We travelled to Sweden numerous times over the years, usually in search of labyrinths, but in the process I found myself drawn to one particular 14th century Swedish woman, Birgitta Birgersdotter, who became not only a saint, but is now the patron saint of both Sweden and Europe – Saint Birgitta
I am returning to Ariadne’s Thread again, but with a shift in emphasis as I follow a reimagined Ariadne who has patiently led me to a new passion and purpose for my later years. Perhaps that’s all Ariadne ever wanted for me, for any of us. Perhaps she is an archetypal force, a goddess, who helps us change our lives just as she changed her own, the Ariadne who matured into a goddess and was not always the young girl who handed a thread to Theseus.
Jeff and I are no longer the people we were when we travelled frequently, leading others on pilgrimage while enjoying our own adventures. I don’t want to lose my old posts (every now and then they still turn up as useful to someone, and sometimes that someone is me), and changing the name and the url isn’t convenient right now, so I’m just allowing this site to change along with me.

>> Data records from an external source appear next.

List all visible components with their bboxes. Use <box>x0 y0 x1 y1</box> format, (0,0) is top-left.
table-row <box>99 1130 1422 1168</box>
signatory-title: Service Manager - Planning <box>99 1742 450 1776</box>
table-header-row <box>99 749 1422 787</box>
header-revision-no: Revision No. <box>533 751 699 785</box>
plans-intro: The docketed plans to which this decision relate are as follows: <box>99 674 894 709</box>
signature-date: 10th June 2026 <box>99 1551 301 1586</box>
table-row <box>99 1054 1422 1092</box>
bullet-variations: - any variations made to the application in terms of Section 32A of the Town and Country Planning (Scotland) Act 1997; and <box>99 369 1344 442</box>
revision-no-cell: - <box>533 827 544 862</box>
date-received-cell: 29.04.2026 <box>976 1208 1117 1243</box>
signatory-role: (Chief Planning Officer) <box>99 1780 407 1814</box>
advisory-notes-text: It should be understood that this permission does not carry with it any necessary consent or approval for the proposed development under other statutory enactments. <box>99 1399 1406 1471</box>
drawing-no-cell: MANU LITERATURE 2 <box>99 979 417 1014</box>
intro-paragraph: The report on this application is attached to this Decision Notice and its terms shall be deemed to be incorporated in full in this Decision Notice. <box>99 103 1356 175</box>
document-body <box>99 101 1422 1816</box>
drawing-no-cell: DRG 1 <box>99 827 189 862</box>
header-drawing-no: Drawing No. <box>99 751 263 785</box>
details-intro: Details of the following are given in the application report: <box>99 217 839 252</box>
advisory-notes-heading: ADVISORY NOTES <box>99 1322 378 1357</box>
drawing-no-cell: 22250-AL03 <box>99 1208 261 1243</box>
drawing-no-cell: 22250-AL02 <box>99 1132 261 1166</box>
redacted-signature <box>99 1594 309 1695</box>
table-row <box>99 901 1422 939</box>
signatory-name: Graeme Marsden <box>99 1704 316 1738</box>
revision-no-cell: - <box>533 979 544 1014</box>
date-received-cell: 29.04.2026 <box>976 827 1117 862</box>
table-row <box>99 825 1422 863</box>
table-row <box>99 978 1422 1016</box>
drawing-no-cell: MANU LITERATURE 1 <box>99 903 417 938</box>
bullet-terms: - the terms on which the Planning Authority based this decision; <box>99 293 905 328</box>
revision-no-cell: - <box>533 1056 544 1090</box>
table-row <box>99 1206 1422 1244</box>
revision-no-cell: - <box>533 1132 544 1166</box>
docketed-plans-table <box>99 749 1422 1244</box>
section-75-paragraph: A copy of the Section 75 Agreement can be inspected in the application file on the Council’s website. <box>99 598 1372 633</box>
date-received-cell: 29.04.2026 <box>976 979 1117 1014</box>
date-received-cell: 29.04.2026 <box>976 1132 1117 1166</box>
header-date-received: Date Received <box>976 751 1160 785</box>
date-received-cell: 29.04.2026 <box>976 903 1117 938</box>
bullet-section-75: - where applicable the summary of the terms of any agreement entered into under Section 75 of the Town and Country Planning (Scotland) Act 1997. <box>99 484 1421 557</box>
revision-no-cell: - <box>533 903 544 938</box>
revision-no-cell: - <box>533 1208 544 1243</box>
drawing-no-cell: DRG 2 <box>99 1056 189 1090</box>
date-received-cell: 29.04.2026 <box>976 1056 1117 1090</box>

I am now in the midst of a deep dive into the Middle Ages where I am researching Saint Birgitta’s extraordinary life, including her pilgrimages to Trondheim, Santiago, Rome, and Jerusalem. I hope my research becomes a book, but for now it is a passion that is opening my world in new and unexpected ways. Is Birgitta connected to the labyrinth? Probably not, but as a wise friend noted, I am on a spiritual journey with her that is not a straight line but a convoluted route through layers of time. Perhaps, she suggested, the journey itself is a 3D labyrinth. I hope you enjoy Birgitta as much as I do.
My old blog, Walking in the World, has also been subsumed into this one. If you want to see only those posts, you can search for that category in the sidebar.